The heat acted as a kind of plug, quelling the tears in her eyes. Her mouth and nose were dry, but her eyes were their own rivers, threatening to crest at any moment. She did not want them to see her cry, but she knew this would be the last day of her life. It was not the pain of death that she feared, but rather the pain of disgrace. She would not have the chance to defend herself: her legacy would be adultery. The very utterance of the word made her sick to her stomach; although, that is the only name she had been called since she was a young girl. Most didn’t even bother to learn her real name. Adultery had become her identity. It seeped into her life slowly and was difficult to detect. By the time she realized it had consumed her, it was too late. She accepted it and welcomed it like a friend.
They brought her before the man she had been hearing about for many months. Throwing her down at his feet, she blended effortlessly with the dirt he trod upon. There was no way to distinguish where she ended and the dirt began; it was all the same. Strangely, she felt somewhat embarrassed in the presence of such a well-known man, even though she had convinced herself long ago he was a fake. Feeling unworthy to lie at his feet, she became aware that her garments were tattered and had no recognizable color.

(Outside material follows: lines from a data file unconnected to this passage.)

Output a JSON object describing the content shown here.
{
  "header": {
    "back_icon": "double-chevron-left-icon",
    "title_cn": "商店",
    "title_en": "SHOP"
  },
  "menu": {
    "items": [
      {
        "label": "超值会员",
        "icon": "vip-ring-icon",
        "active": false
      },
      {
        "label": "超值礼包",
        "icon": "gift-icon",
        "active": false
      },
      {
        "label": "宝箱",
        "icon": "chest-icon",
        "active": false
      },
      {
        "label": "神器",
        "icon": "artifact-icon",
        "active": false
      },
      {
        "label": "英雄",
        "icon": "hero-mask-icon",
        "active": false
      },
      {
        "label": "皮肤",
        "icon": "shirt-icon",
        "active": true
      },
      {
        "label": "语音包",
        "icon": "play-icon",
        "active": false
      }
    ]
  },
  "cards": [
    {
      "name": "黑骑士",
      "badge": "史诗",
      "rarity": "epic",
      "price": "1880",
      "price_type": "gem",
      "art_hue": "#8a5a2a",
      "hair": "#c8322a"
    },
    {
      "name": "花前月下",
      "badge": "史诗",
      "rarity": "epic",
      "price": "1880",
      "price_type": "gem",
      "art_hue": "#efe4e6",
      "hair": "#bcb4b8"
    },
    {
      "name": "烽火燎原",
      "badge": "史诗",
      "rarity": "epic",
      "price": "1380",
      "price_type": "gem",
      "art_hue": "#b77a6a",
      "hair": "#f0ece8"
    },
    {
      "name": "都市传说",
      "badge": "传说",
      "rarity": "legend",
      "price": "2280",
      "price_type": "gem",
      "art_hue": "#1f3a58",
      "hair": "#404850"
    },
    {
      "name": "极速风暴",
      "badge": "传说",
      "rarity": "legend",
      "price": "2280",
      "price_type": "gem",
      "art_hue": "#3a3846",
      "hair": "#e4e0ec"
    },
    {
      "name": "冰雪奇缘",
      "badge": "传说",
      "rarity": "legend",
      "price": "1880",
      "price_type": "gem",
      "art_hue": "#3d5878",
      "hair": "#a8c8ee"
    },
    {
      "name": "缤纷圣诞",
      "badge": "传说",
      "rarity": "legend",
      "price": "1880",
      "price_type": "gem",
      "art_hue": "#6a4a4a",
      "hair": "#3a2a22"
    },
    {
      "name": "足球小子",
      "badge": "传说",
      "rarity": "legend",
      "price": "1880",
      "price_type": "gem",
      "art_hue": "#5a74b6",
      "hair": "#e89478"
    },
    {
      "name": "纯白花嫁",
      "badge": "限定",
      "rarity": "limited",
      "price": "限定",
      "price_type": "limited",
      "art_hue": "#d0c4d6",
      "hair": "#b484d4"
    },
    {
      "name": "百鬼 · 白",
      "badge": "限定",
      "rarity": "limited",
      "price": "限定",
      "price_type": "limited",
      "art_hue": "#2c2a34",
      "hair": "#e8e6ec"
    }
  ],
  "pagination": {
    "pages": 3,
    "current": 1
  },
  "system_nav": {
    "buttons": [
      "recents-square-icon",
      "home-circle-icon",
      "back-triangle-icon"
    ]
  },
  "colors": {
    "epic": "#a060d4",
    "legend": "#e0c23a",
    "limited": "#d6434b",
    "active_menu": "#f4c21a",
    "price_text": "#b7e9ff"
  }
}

She tried to keep her eyes low as the crowd gathered. They were keeping their distance, as if filthy sin was contagious. For the first time in her life, she was so thankful to have long, soiled hair that she could hide beneath, trying desperately, yet failing, to keep herself in a world where this was not happening. As hard as she tried, her eyesight caught glimpses of grimy hands reaching to the ground and ascending with stones. When his sandals came into her periphery, she reached out to touch his robe, desperate to experience the healing that the rumors had spoken of. He was her last chance.
She was mostly unaware of the activity around her. His voice was authoritative, but her mind was buzzing and she couldn’t make out what he was saying. He reached down to draw in the dirt, and she watched as his finger moved through the dust which was disturbed and then resettled on his sweaty knuckles. She became aware that the voices had ceased and silence permeated the circle of hate. The atmosphere had changed, though she did not know how. There was a sound she did not recognize and she was sure they had begun to throw the stones–this was it. As she squeezed her eyes shut the falling tears made a significant impact in the dust beneath them. She held her breath as the buzzing in her head reached its climax.
On the verge of breaking into a million pieces, she recoiled at his touch. He lifted her chin until her eyes locked into his. His eyes enveloped her shame and in its place, she felt only love. The eyes were a deep blue, reminding her of the well she used to retrieve water from as a little girl. She would make sure to arrive at the well when the sun was at its highest–the way its light reflected off the water below always brought a smile to her face, and she lived in a world where it was uncommon to smile. The diamonds that the sun formed inside the well wafted to and fro in harmony with the movement of the water below. As he gazed into her eyes, she felt like the diamonds, transformed by the light that shone into her soul.
“Woman, where are they? Has no one condemned you?” His voice was the perfect mixture of authority and compassion; it made her heart beat twice in the time it normally takes to beat once, leaving her short of breath.
She managed to utter, “No one, sir.”
“Then neither do I condemn you. Go now and leave your life of sin.” He took her hand and lifted her off the dirt, creating a void between her and it. She suddenly recognized the difference between herself and the dirt–it was unclean and she was no longer because of this man who called himself the Messiah.
My own interpretation of John 8:2-11.